Auf Anregung des Teams für Lehren und Lernen der Universität Bielefeld pilotieren wir in diesem Semester die Teaching Analysis Poll (TAP). Bei dieser aus den USA kommenden Methode der formativen Evaluation wird das Ziel verfolgt, die Lehrenden bereits während des Semesters mit einer systematischen Rückmeldung zu unterstützen, ihre Lehrveranstaltung zu verbessern. TAP wird wie folgt durchgeführt (Quelle: u.a. Team Lehren und Lernen, Uni Bielefeld):

  • Anmeldung des Dozierenden für eine TAP im laufenden Semester
  • Zum vereinbarten Termin besuchen zwei Vertreter/-innen des Competence Centre for Educational Development and Research (CEDAR) die Veranstaltung (i.d.R. in der letzten halben Stunde).
  • Die Studierenden beantworten in Kleingruppen von maximal 5 Personen folgende drei Fragen:(1) Wodurch lernen Sie in dieser Veranstaltung am meisten? (2) Was erschwert Ihr Lernen? (3) Welche Verbesserungsvorschläge haben Sie für die hinderlichen Punkte?
  • Die Studierenden notieren ihre Vorschläge auf vorbereitete Arbeitsblätter, welche nach der Arbeitsphase eingesammelt werden.
  • Die Moderatoren/-innen des CEDAR gehen dann die Punkte mit den Studierenden durch und notieren sich, welche mehrheitsfähig sind.
  • Innerhalb einer Woche nach der Durchführung findet ein Feedbackgespräch zwischen dem/der Dozierenden und den CEDAR-Vertretern/-innen statt, indem vereinbart wird, welche der angesprochenen Punkte umgesetzt werden können. Die Lehrperson gibt ihren Studierenden in der folgenden Sitzung eine Rückmeldung zu den Punkten, die sie umsetzen möchte.

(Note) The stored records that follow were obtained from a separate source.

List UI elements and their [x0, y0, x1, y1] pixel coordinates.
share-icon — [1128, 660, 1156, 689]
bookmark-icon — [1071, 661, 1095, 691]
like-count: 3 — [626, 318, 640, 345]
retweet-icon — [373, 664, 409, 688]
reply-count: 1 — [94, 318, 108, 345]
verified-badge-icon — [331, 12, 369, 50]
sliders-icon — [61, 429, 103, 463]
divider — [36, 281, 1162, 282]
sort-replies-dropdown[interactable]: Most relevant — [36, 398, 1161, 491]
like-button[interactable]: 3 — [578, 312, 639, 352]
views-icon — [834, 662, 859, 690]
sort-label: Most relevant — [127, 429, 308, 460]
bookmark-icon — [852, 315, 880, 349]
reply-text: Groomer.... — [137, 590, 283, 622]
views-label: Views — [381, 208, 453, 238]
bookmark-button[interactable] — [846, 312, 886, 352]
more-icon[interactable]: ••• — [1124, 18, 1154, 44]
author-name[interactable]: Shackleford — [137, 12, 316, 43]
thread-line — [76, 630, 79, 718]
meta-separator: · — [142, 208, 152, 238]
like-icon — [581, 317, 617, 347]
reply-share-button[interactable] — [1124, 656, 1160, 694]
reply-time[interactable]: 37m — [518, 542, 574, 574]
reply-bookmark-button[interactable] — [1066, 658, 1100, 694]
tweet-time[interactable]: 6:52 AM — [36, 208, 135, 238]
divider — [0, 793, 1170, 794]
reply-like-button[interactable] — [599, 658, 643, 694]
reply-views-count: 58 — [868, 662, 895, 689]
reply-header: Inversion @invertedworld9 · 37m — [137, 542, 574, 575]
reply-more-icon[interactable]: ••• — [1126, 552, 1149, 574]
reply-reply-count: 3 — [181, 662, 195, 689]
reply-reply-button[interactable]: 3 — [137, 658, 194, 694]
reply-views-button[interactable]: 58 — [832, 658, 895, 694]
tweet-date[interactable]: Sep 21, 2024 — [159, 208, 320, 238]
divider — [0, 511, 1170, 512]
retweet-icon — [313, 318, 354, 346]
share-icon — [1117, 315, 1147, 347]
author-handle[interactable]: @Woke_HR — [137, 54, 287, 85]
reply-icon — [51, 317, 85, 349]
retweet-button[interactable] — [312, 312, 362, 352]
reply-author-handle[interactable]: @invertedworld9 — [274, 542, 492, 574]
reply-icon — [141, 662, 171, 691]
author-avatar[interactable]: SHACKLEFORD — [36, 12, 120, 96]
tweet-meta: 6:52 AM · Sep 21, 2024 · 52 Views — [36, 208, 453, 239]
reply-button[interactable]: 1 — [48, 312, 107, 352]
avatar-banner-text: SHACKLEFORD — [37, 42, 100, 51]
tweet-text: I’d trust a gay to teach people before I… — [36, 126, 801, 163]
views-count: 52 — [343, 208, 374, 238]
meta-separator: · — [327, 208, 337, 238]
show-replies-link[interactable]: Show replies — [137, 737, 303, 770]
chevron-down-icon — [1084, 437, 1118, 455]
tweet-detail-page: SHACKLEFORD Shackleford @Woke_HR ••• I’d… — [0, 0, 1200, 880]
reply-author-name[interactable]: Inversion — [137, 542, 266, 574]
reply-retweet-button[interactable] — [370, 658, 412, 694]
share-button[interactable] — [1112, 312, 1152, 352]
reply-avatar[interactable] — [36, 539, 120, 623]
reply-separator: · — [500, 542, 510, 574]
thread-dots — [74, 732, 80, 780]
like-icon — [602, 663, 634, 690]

An der Unversität St. Gallen wird TAP in diesem Semester mit vier Lehrveranstaltungen sowohl auf der Bachelor- als auch auf der Masterstufe pilotiert. Erste Erfahrungen zeigen, dass die Studierenden – trotz anfänglicher Skepsish – die drei gestellten Fragen sehr intensiv diskutieren und konstruktive Verbesserungsvorschläge unterbreiten. Die folgende Abstimmung unterstützt die Moderatoren/-innen herauszuarbeiten, welche der Punkte von einer Vielzahl der Studierenden vertreten wird. Auf diese Weise wird vermieden, dass die Veranstaltung aufgrund von Einzelmeinungen umgestellt wird. Dabei kann auch festgestellt werden, dass sich durchaus kontroverse Diskussionen unter den Studierenden darüber entfachen, wie ‚gute Lehre‘ denn nun aussehen soll. Die Dozierenden erhalten im Feedbackgespräch wertvolle Hinweise, wie sie ihre Lehre noch im laufenden Semester verbessern können. Auf diese Weise erfahren die teilnehmenden Studierenden direkt, welche Veränderungen die Lehrperson umsetzt.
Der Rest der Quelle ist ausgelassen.